L’ACCES AU DOSSIER MEDICAL PARTAGÉ EN 2022
Par Nathalie Boudet-Gizardin, counsel et Charlotte Denis, stagiaire
En 2018, le Président de la République a annoncé une refonte globale du système de santé mise en œuvre dans le cadre du projet « Ma Santé 2022 ».
Neuf chantiers principaux ont été identifiés dans les travaux préparatoires et déployés dans la loi n°2019-7774 du 24 juillet 2019 relative à l'organisation et à la transformation du système de santé :
- La structuration territoriale des soins
- L’adaptation des formations professionnelles
- La gradation des soins et l’évolution des groupements hospitaliers de territoire (GHT)
- L’évolution des compétences managériales (notamment médicales) à l’hôpital
- La régulation et les soins non programmés
- La diversification des conditions d’exercice et des parcours professionnels
- La qualité et la pertinence des soins
- Le numérique en santé
- Le financement et la tarification
Parmi ces chantiers, une place centrale est donnée à la transformation numérique de la prise en charge du patient en ville et/ou à l’hôpital. En outre, la numérisation du parcours de soins du patient est devenue un impératif dans le contexte de l’épidémie actuelle où le recours à la télésanté s’est avéré indispensable pour garantir la continuité des soins sur nos territoires.
Afin d’accompagner les patients et les professionnels de santé dans ce virage numérique, il est apparu plus que jamais nécessaire de centraliser efficacement les informations médicales du patient au sein d’un dossier médical numérique, accessible et pratique, plus connu sous le nom de « dossier médical partagé » (DMP).
Comme nous l’avions précédemment évoqué dans un article publié dans la Revue du Praticien en 20201, accessible sur notre site2, la numérisation du dossier médical du patient n’est pas une création récente.
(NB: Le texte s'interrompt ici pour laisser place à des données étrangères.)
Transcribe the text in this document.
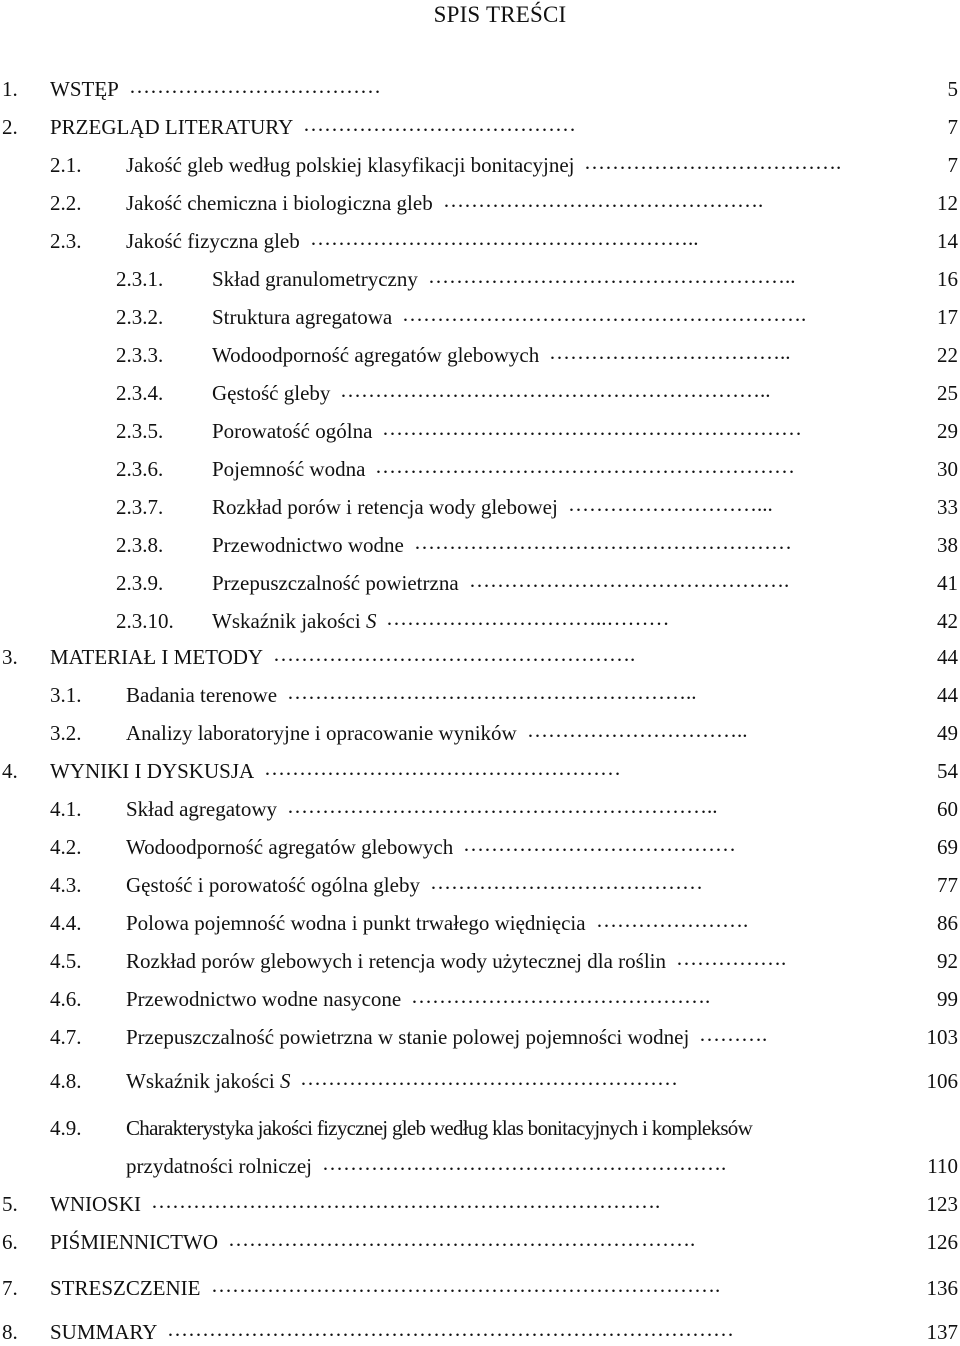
SPIS TREŚCI
1. WSTĘP ………………………………	5
2. PRZEGLĄD LITERATURY …………………………………	7
2.1. Jakość gleb według polskiej klasyfikacji bonitacyjnej ……………………………….	7
2.2. Jakość chemiczna i biologiczna gleb ……………………………………….	12
2.3. Jakość fizyczna gleb ………………………………………………..	14
2.3.1. Skład granulometryczny ……………………………………………..	16
2.3.2. Struktura agregatowa ………………………………………………….	17
2.3.3. Wodoodporność agregatów glebowych ……………………………..	22
2.3.4. Gęstość gleby ……………………………………………………..	25
2.3.5. Porowatość ogólna ……………………………………………………	29
2.3.6. Pojemność wodna ……………………………………………………	30
2.3.7. Rozkład porów i retencja wody glebowej ………………………...	33
2.3.8. Przewodnictwo wodne ………………………………………………	38
2.3.9. Przepuszczalność powietrzna ……………………………………….	41
2.3.10. Wskaźnik jakości S …………………………..………	42
3. MATERIAŁ I METODY …………………………………………….	44
3.1. Badania terenowe …………………………………………………..	44
3.2. Analizy laboratoryjne i opracowanie wyników …………………………..	49
4. WYNIKI I DYSKUSJA ……………………………………………	54
4.1. Skład agregatowy ……………………………………………………..	60
4.2. Wodoodporność agregatów glebowych …………………………………	69
4.3. Gęstość i porowatość ogólna gleby …………………………………	77
4.4. Polowa pojemność wodna i punkt trwałego więdnięcia ………………….	86
4.5. Rozkład porów glebowych i retencja wody użytecznej dla roślin …………….	92
4.6. Przewodnictwo wodne nasycone …………………………………….	99
4.7. Przepuszczalność powietrzna w stanie polowej pojemności wodnej ……….	103
4.8. Wskaźnik jakości S ………………………………………………	106
4.9. Charakterystyka jakości fizycznej gleb według klas bonitacyjnych i kompleksów
przydatności rolniczej ………………………………………………….	110
5. WNIOSKI ……………………………………………………………….	123
6. PIŚMIENNICTWO ………………………………………………………….	126
7. STRESZCZENIE ……………………………………………………………….	136
8. SUMMARY ………………………………………………………………………	137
En effet, la loi n°2004-810 du 13 août 2004 a institué pour la première fois un dossier médical informatisé, appelé aussi « dossier médical personnel ». Ce dossier avait vocation à retracer l’ensemble des antécédents médicaux du patient et était uniquement accessible par ce dernier et ses soignants via internet. 400.000 dossiers seulement ouverts en 2014, le projet de création d’un dossier médical personnel est un échec. Trop complexe à mettre en œuvre, le législateur décide de le moderniser, par la loi n°2016-41 du 26 janvier 2016, en instaurant le « dossier médical partagé » dont la mise en œuvre est confiée à l’Assurance Maladie. Chaque bénéficiaire de l’Assurance Maladie peut donc disposer d’un DMP, sous réserve de son consentement exprès. Nouvel échec : très peu de DMP sont ouverts par les patients, et ils sont généralement sous alimentés par les soignants.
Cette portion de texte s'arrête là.